Revenons sur le premier message. Les mesures prises depuis 2011 pour redresser les comptes publics ont produit des résultats tangibles. De 7,5 % du PIB en 2009, le déficit public s'est réduit pour atteindre 4,3 % en 2013. Malgré une croissance quasi nulle et avec une inflation faible, l'année 2013 a permis une réduction de 0,6 point de PIB du déficit, après 0,3 point en 2012. Le déficit structurel s'est lui aussi réduit en 2013, passant de 4,2 à 3,1 points de PIB. Ces résultats restent décevants au regard de l'ampleur des mesures prises, hausses de recettes ou maîtrise des dépenses : elles ont représenté 1,5 point de PIB d'effort structurel, soit un niveau plus important que les années passées et sans précédent depuis 1998.
La croissance des dépenses publiques a été ralentie : celles-ci ont augmenté de 1,3 % en plus de l'inflation, contre 1,4 % en moyenne entre 2009 et 2013 et 2,3 % entre 2000 et 2008. Les normes d'évolution des dépenses de l'État ou de l'assurance maladie, fixées à des niveaux plus exigeants qu'auparavant, ont été respectées. Le faible niveau de l'inflation et la baisse de la charge d'intérêts de la dette ont facilité une évolution modérée des dépenses. Au total, l'effort en dépense n'a apporté qu'une contribution limitée au redressement des comptes, à savoir 0,1 point de PIB.
La quasi-totalité de la réduction du déficit a résulté d'un effort en recettes, de 1,4 point de PIB. Si les mesures nouvelles ont eu le rendement espéré, les recettes publiques, à législation constante, n'ont augmenté que de 0,2 %, soit un rythme bien plus lent que le PIB, qui a augmenté de 1,1 % en euros courants. Les moins-values constatées sur l'impôt sur le revenu et l'impôt sur les sociétés soulèvent la question de la qualité voire de la sincérité des prévisions de recettes fiscales, comme l'a relevé le rapport de la Cour du mois dernier sur le budget de l'État en 2013.
À la différence de beaucoup d'autres pays, l'effort réalisé en France depuis 2011 a très majoritairement reposé sur une augmentation continue et forte des prélèvements obligatoires ; ces hausses ont représenté 18 milliards d'euros en 2011, 22 milliards d'euros en 2012 et 29 milliards d'euros en 2013. L'année 2013 illustre les limites d'une stratégie concentrée trop exclusivement sur l'augmentation des recettes, avec un affaiblissement sensible et demeurant en partie mal expliqué du volume des impôts collectés par l'État à législation constante, notamment les impôts sur le revenu et sur les sociétés en 2013 après la TVA en 2012.
Le secteur public local n'a pas apporté la contribution attendue au redressement des comptes publics.
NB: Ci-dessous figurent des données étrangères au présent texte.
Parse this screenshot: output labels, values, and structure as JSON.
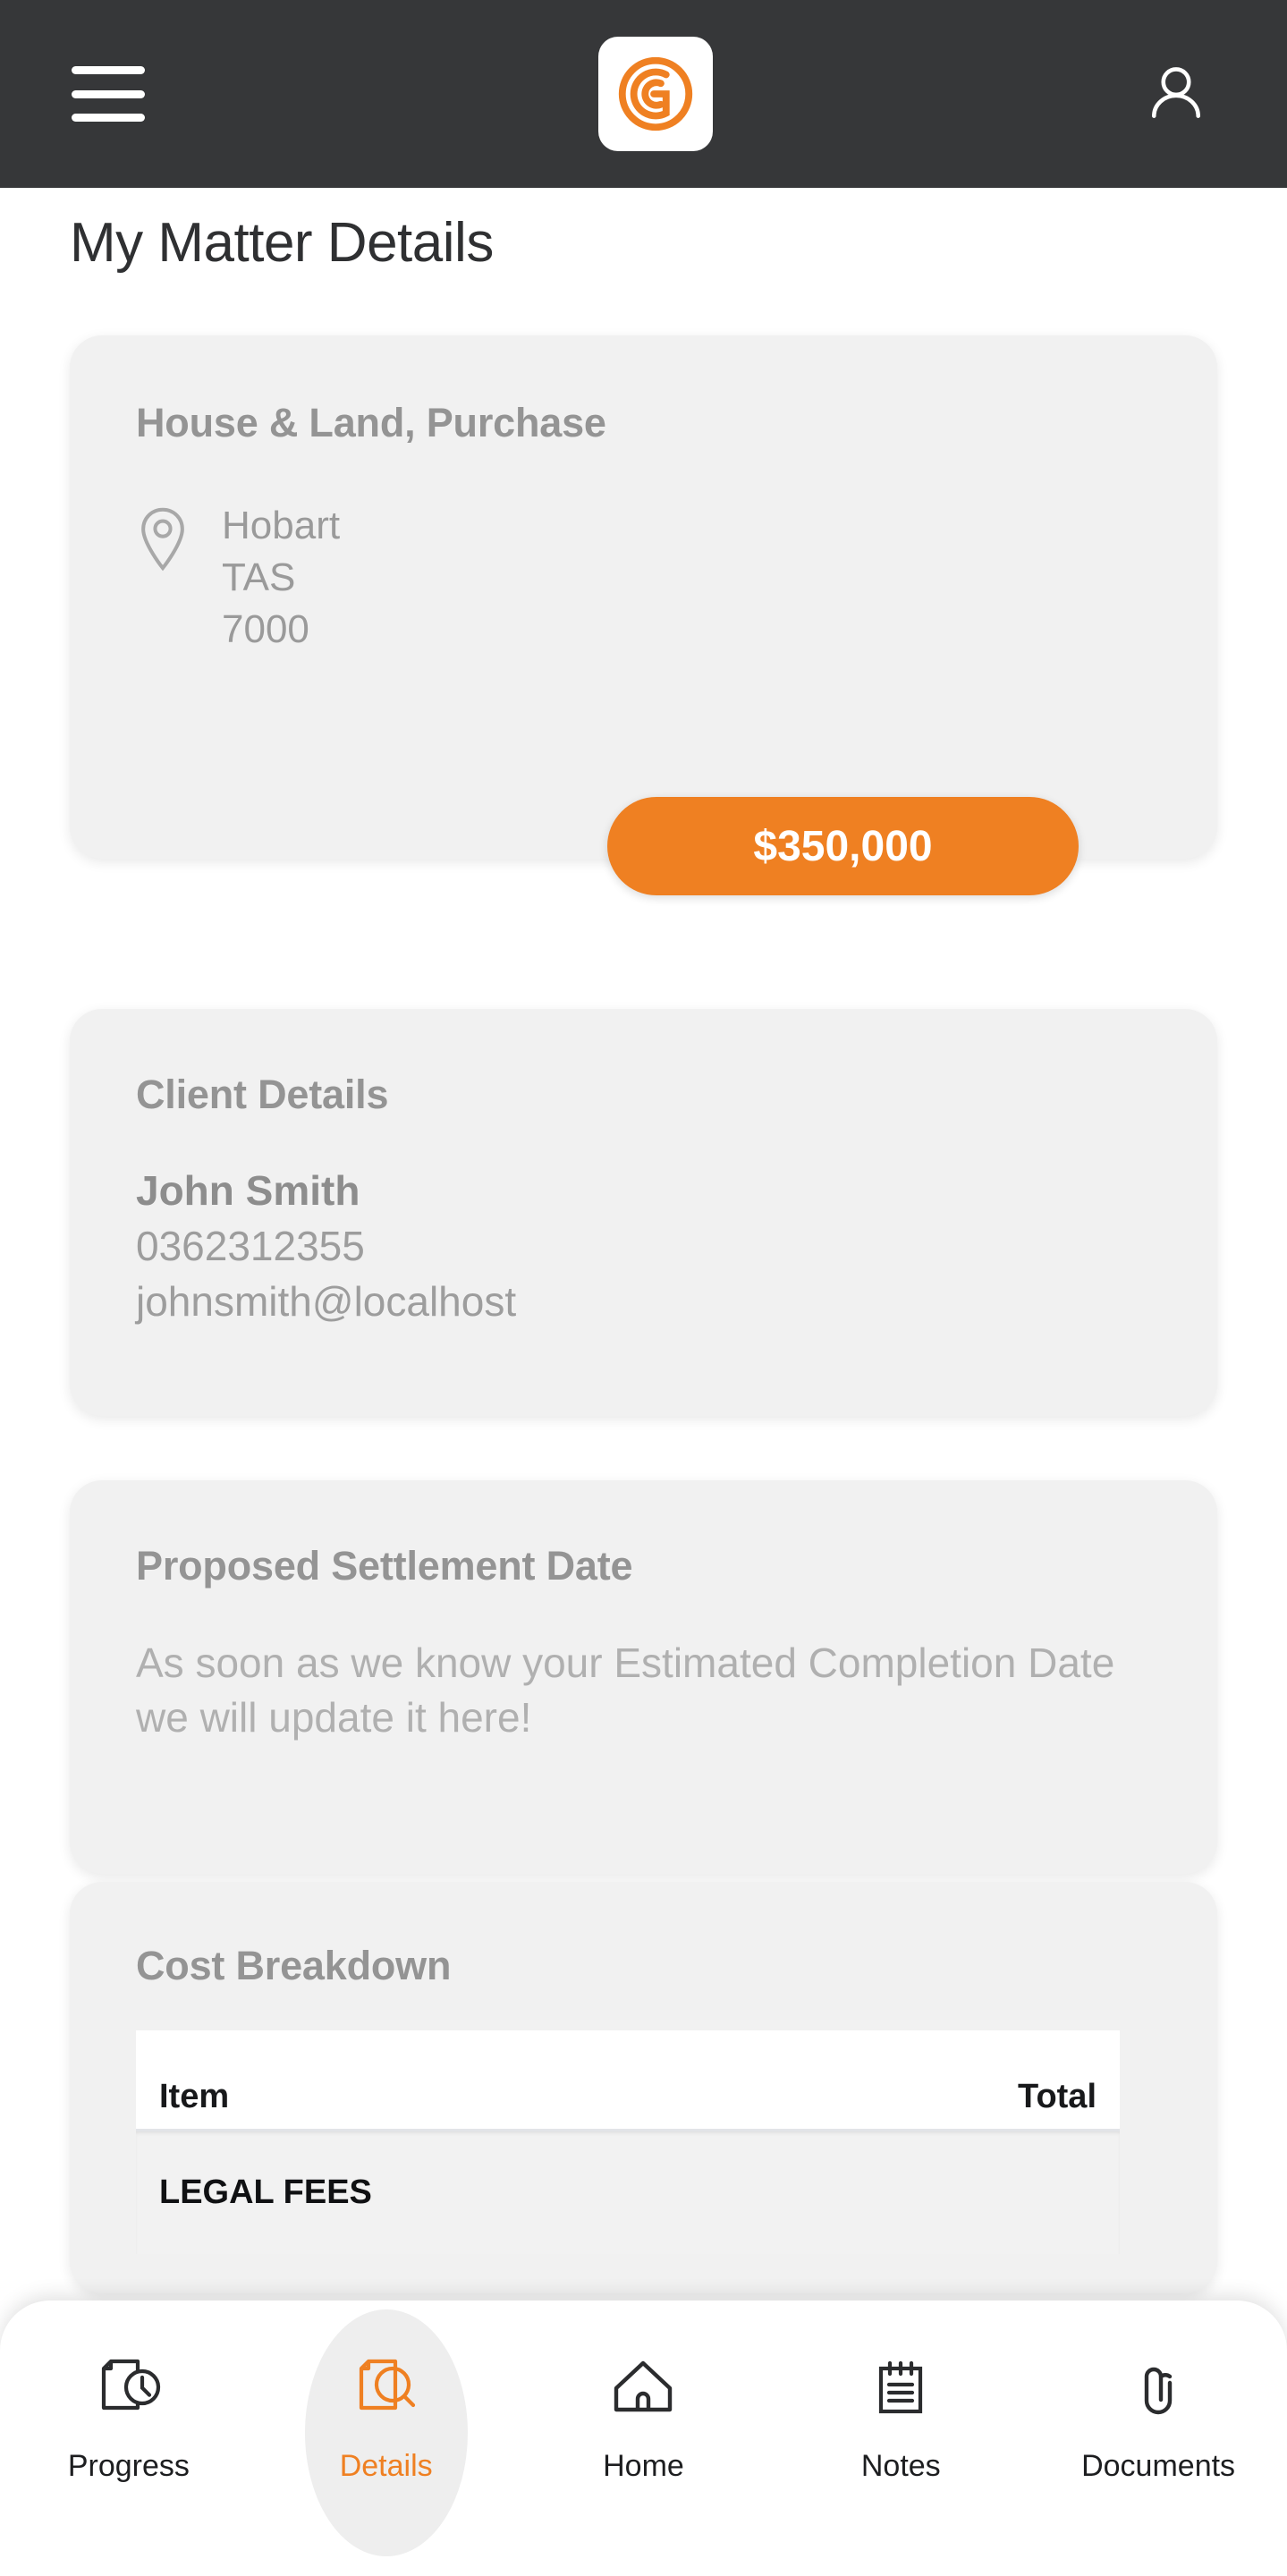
{
  "appbar": {
    "menu_icon": "hamburger-menu-icon",
    "logo_icon": "brand-g-logo-icon",
    "profile_icon": "user-profile-icon",
    "background_color": "#363739"
  },
  "page_title": "My Matter Details",
  "matter_card": {
    "title": "House & Land, Purchase",
    "location_icon": "map-pin-icon",
    "address_lines": [
      "Hobart",
      "TAS",
      "7000"
    ],
    "price": "$350,000",
    "price_color": "#ef8022"
  },
  "client_card": {
    "title": "Client Details",
    "name": "John Smith",
    "phone": "0362312355",
    "email": "johnsmith@localhost"
  },
  "settlement_card": {
    "title": "Proposed Settlement Date",
    "body": "As soon as we know your Estimated Completion Date we will update it here!"
  },
  "cost_card": {
    "title": "Cost Breakdown",
    "columns": [
      "Item",
      "Total"
    ],
    "rows": [
      {
        "item": "LEGAL FEES",
        "total": ""
      }
    ]
  },
  "bottom_nav": {
    "active_color": "#ef8022",
    "items": [
      {
        "label": "Progress",
        "icon": "document-clock-icon",
        "active": false
      },
      {
        "label": "Details",
        "icon": "document-search-icon",
        "active": true
      },
      {
        "label": "Home",
        "icon": "home-icon",
        "active": false
      },
      {
        "label": "Notes",
        "icon": "notepad-icon",
        "active": false
      },
      {
        "label": "Documents",
        "icon": "paperclip-icon",
        "active": false
      }
    ]
  }
}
Le déficit des collectivités territoriales a augmenté, passant de 3,7 milliards d'euros en 2012 à 9,2 milliards d'euros en 2013. La progression des dépenses de fonctionnement se maintient à un niveau soutenu, de 2,8 %. Le déficit de la sécurité sociale ne se réduit quasiment plus depuis 2011, compte tenu du faible dynamisme des recettes. Alors que les comptes des branches retraite et accidents du travail du régime général se redressent, les déficits de l'assurance maladie et de la branche famille se sont creusés. En raison de l'atonie des recettes, à législation constante, la réduction du déficit en 2013 a été sensiblement plus lente que prévu.
J'en viens au deuxième message. La dette a progressé en 2013 de 84 milliards d'euros, soit 1 300 euros supplémentaires par Français en une année. La dette n'est pas encore stabilisée et a atteint 1 925 milliards d'euros, soit 94,1 % du PIB. Près d'un mois de dépenses publiques est financé par l'emprunt.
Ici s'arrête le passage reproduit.